Pinerolo. Dal 13 al 19 ottobre 2014 iniziative e dimostrazioni in piazza e nelle scuole

 

 

Il 14 giugno 2012 il Parlamento europeo ha invitato gli Stati Membri a istituire una Settimana di sensibilizzazione dedicata all’arresto cardiaco, con lo scopo di migliorare la conoscenza e la formazione degli operatori sanitari e dei cittadini alla rianimazione cardiopolmonare.
VIVA si pone l’obiettivo di realizzare una ampia gamma di eventi volti a informare le diverse fasce della popolazione italiana circa la rilevanza dell’arresto cardiaco e l’importanza di conoscere e saper eseguire le manovre che possono salvare la vita: manovre semplici, sicure, che chiunque di noi, anche senza una preparazione sanitaria specifica, è in grado di attuare, quando è testimone di un arresto cardiaco.
Il progetto di VIVA comprende una campagna di sensibilizzazione attraverso i media e il web, incontri e manifestazioni pubbliche con la partecipazione di operatori sanitari e del soccorso, iniziative nelle scuole e nei luoghi di lavoro e di divertimento.
Sono stati coinvolti nella realizzazione e nel sostegno alle iniziative tutti quegli organismi, pubblici e privati a diverso titolo interessati alla gestione della salute e del soccorso, le organizzazioni scientifiche e didattiche, le imprese, i media e ogni altro soggetto collettivo che sia interessato a contribuire al successo della settimana richiamando l’attenzione su un tema sociale di estrema importanza.
Che cos’è la rianimazione cardiopolmonare?
Le percentuali di sopravvivenza nei pazienti vittime di arresto cardiaco extra-ospedaliero in Italia e in Europa sono molto basse. Meno del 20 %delle vittime di arresto cardiaco sopravvive alla dimissione dall’ospedale. Si deve cercare di migliorare la percentuale di sopravvivenza poiché sappiamo che la maggior parte dei cittadini italiani non sa come fare la rianimazione cardiopolmonare (RCP).
La ricerca internazionale dimostra come le persone hanno maggiori probabilità di iniziare la RCP se devono eseguire solo compressioni toraciche su una vittima di arresto cardiaco anche se la RCP con ventilazioni di soccorso rimane il “gold standard”.
Se il testimone di un arresto cardiaco è una persona inesperta che non ha ricevuto una formazione adeguata oppure è incerta su come eseguire la RCP con ventilazioni e compressioni toraciche, la rianimazione con solo compressioni toraciche potrebbe migliorare le percentuali di sopravvivenza.
Se, invece, il testimone di un arresto cardiaco è una persona addestrata e sicura nell’eseguire le manovre di RCP con ventilazione e compressioni toraciche queste devono essere erogate secondo le linee guida internazionali.

A Pinerolo
In occasione della settimana europea di sensibilizzazione alla rianimazione cardiopolmonare, nei giorni 13 e 14 ottobre 24 Carabinieri e 12 agenti della Polizia Municipale saranno addestrati alle procedure di rianimazione cardiopolmonare ed autorizzati (con attestato regionale) alla defibrillazione mediante l’utilizzo di DAE (defibrillatore semiautomatico).
I corsi saranno tenuti dal gruppo istruttori RETE (Resuscitation and Emergency Training Equipe) dell’Italian Resuscitation Council (IRC) operante in seno agli Ospedali Riuniti di Pinerolo dell’ASLTO3.
Tale iniziativa è stata promossa dal medesimo gruppo istruttori dell’ASLTO3 di concerto con la Pro Loco di Pinerolo e prontamente recepita dal Comune di Pinerolo e dalla Compagnia Comando dei Carabinieri di Pinerolo.

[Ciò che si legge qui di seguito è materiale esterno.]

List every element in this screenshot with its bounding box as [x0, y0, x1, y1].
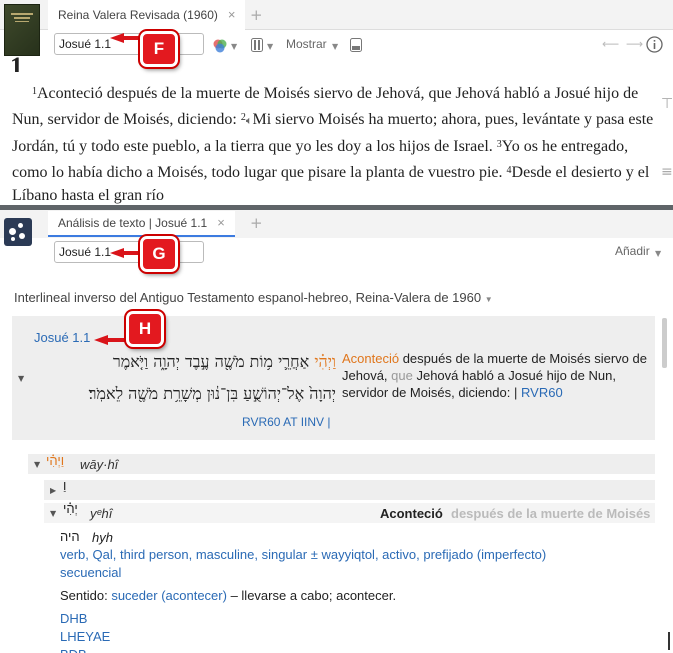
- tab-reina-valera[interactable]: Reina Valera Revisada (1960) ×: [48, 0, 246, 30]
- lemma-transliteration: hyh: [92, 530, 113, 545]
- callout-arrow-line: [106, 338, 128, 342]
- sense-link[interactable]: suceder (acontecer): [111, 588, 227, 603]
- expand-triangle-icon[interactable]: ▶: [50, 486, 56, 495]
- callout-arrow-line: [122, 36, 142, 40]
- close-icon[interactable]: ×: [228, 7, 236, 22]
- passage-reference-link[interactable]: Josué 1.1: [34, 330, 90, 345]
- text-cursor: [668, 632, 670, 650]
- tab-text-analysis[interactable]: Análisis de texto | Josué 1.1 ×: [48, 211, 235, 237]
- callout-h: H: [126, 311, 164, 347]
- hebrew-word[interactable]: וַיְהִ֗י: [46, 453, 64, 468]
- close-icon[interactable]: ×: [217, 215, 225, 230]
- sense-text: – llevarse a cabo; acontecer.: [230, 588, 397, 603]
- spanish-highlighted-word[interactable]: Aconteció: [342, 351, 399, 366]
- morphology-links-2[interactable]: secuencial: [60, 564, 121, 582]
- parallel-resources-icon[interactable]: [251, 38, 263, 52]
- hebrew-prefix[interactable]: וַ: [63, 478, 66, 493]
- collapse-triangle-icon[interactable]: ▼: [18, 374, 24, 383]
- morphology-links[interactable]: verb, Qal, third person, masculine, sing…: [60, 546, 660, 564]
- bible-text: 1Aconteció después de la muerte de Moisé…: [12, 80, 660, 208]
- scroll-up-icon[interactable]: ⊤: [661, 96, 673, 112]
- new-tab-icon[interactable]: +: [250, 6, 263, 24]
- hebrew-line-1: וַיְהִ֗י אַחֲרֵ֛י מ֥וֹת מֹשֶׁ֖ה עֶ֣בֶד י…: [30, 352, 336, 372]
- expand-triangle-icon[interactable]: ▼: [34, 460, 40, 469]
- dictionary-link-bdb[interactable]: BDB: [60, 646, 87, 653]
- forward-arrow-icon[interactable]: ⟶: [626, 37, 643, 51]
- rvr60-link[interactable]: RVR60: [521, 385, 563, 400]
- word-row-top[interactable]: [28, 454, 655, 474]
- info-icon[interactable]: [646, 36, 663, 53]
- dictionary-link-dhb[interactable]: DHB: [60, 610, 87, 628]
- callout-arrow-line: [122, 251, 142, 255]
- chevron-down-icon[interactable]: ▼: [655, 249, 661, 258]
- sense-label: Sentido:: [60, 588, 108, 603]
- notes-icon[interactable]: [350, 38, 362, 52]
- tab-title: Análisis de texto | Josué 1.1: [58, 216, 208, 230]
- chapter-number: 1: [10, 56, 23, 72]
- gloss-context: después de la muerte de Moisés: [451, 506, 651, 521]
- hebrew-highlighted-word[interactable]: וַיְהִ֗י: [314, 352, 336, 371]
- spanish-untranslated-word: que: [391, 368, 413, 383]
- expand-triangle-icon[interactable]: ▼: [50, 509, 56, 518]
- chevron-down-icon[interactable]: ▼: [485, 295, 493, 304]
- lemma-hebrew-link[interactable]: היה: [60, 528, 80, 546]
- text-analysis-app-icon: [4, 218, 32, 246]
- callout-f: F: [140, 31, 178, 67]
- separator: |: [513, 385, 518, 400]
- tab-title: Reina Valera Revisada (1960): [58, 8, 218, 22]
- resource-title-text: Interlineal inverso del Antiguo Testamen…: [14, 290, 482, 305]
- scrollbar[interactable]: [662, 318, 667, 368]
- chevron-down-icon[interactable]: ▼: [231, 42, 237, 51]
- sense-line: Sentido: suceder (acontecer) – llevarse …: [60, 587, 396, 605]
- spanish-interlinear-text: Aconteció después de la muerte de Moisés…: [342, 350, 652, 401]
- transliteration: wāy·hî: [80, 457, 119, 472]
- dictionary-link-lheyae[interactable]: LHEYAE: [60, 628, 110, 646]
- gloss-word: Aconteció: [380, 506, 443, 521]
- resource-title[interactable]: Interlineal inverso del Antiguo Testamen…: [14, 290, 493, 305]
- book-cover-thumbnail[interactable]: [4, 4, 40, 56]
- version-links[interactable]: RVR60 AT IINV |: [242, 415, 331, 429]
- word-row-prefix[interactable]: [44, 480, 655, 500]
- back-arrow-icon[interactable]: ⟵: [602, 37, 619, 51]
- transliteration: yᵉhî: [90, 506, 113, 521]
- callout-g: G: [140, 236, 178, 272]
- add-button[interactable]: Añadir: [615, 244, 650, 258]
- hebrew-word[interactable]: יְהִ֗י: [63, 501, 78, 516]
- scroll-menu-icon[interactable]: ≡: [661, 164, 673, 180]
- show-button[interactable]: Mostrar: [286, 37, 327, 51]
- hebrew-text: אַחֲרֵ֛י מ֥וֹת מֹשֶׁ֖ה עֶ֣בֶד יְהוָ֑ה וַ…: [112, 352, 310, 371]
- chevron-down-icon[interactable]: ▼: [267, 42, 273, 51]
- chevron-down-icon[interactable]: ▼: [332, 42, 338, 51]
- visual-filters-icon[interactable]: [212, 38, 228, 54]
- hebrew-line-2: יְהוָה֙ אֶל־יְהוֹשֻׁ֣עַ בִּן־נ֔וּן מְשָׁ…: [88, 384, 336, 403]
- new-tab-icon[interactable]: +: [250, 214, 263, 232]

Sabato 18 ottobre tra le ore 10 e le ore 17, in Piazza Facta, il gruppo istruttori RETE IRC dell’ASLTO3 attuerà dimostrazioni pratiche di tecniche di rianimazione e defibrillazione precoce a cui potrà partecipare la cittadinanza. Saranno presenti rappresentanti dell’ANPAS (Croce Verde di Pinerolo) e della CRI (Torre Pellice).
Durante la giornata saranno consegnati due defibrillatori semiautomatici: uno alla Municipalità di Pinerolo che provvederà a collocarlo nell’androne del palazzo comunale ed un altro alla Compagnia Carabinieri di Pinerolo che provvederà a consegnarlo alla pattuglia operativa del 112.